A piecewise affine dynamical system is a special type of finite-dimensional, nonlinear input/state/output systems with the distinguishing feature that the functions describing the system’s differential equations and output equations are piecewise affine functions. In the context of such systems, we study various fundamental system-theoretic problems: Non-Zenoness, well-posedness, controllability and stabilizability. Particularly, we show that continuous piecewise affine systems without inputs do not exhibit Zeno behavior.
This result opens new possibilities in studying controllability and stabilizability for continuous piecewise affine systems. Under a certain right invertibility assumption, we derive algebraic necessary and sufficient conditions, which are of Popov-Belevitch-Hautus type, for both controllability and stabilizability of continuous piecewise affine systems.
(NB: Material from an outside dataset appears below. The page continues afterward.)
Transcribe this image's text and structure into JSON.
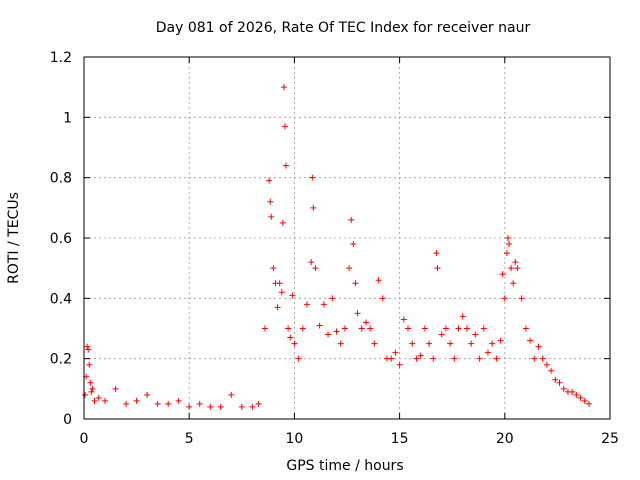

We also study well-posedness (i.e. existence and uniqueness of solutions) issue for bimodal discontinuous piecewise affine systems and provide a set of necessary and a set of sufficient conditions for existence and uniqueness of Filippov solutions. These conditions yield a number of stronger results for particular cases such as bimodal piecewise linear systems as well as in the context of Zeno behavior. In the context of bimodal piecewise linear systems with possibly discontinuous vector fields, we again study controllability and stabilizability issues. In the absence of continuity, well-posedness imposes certain geometric properties which, in turn, lead to algebraically verifiable necessary and sufficient conditions for both controllability and stabilizability.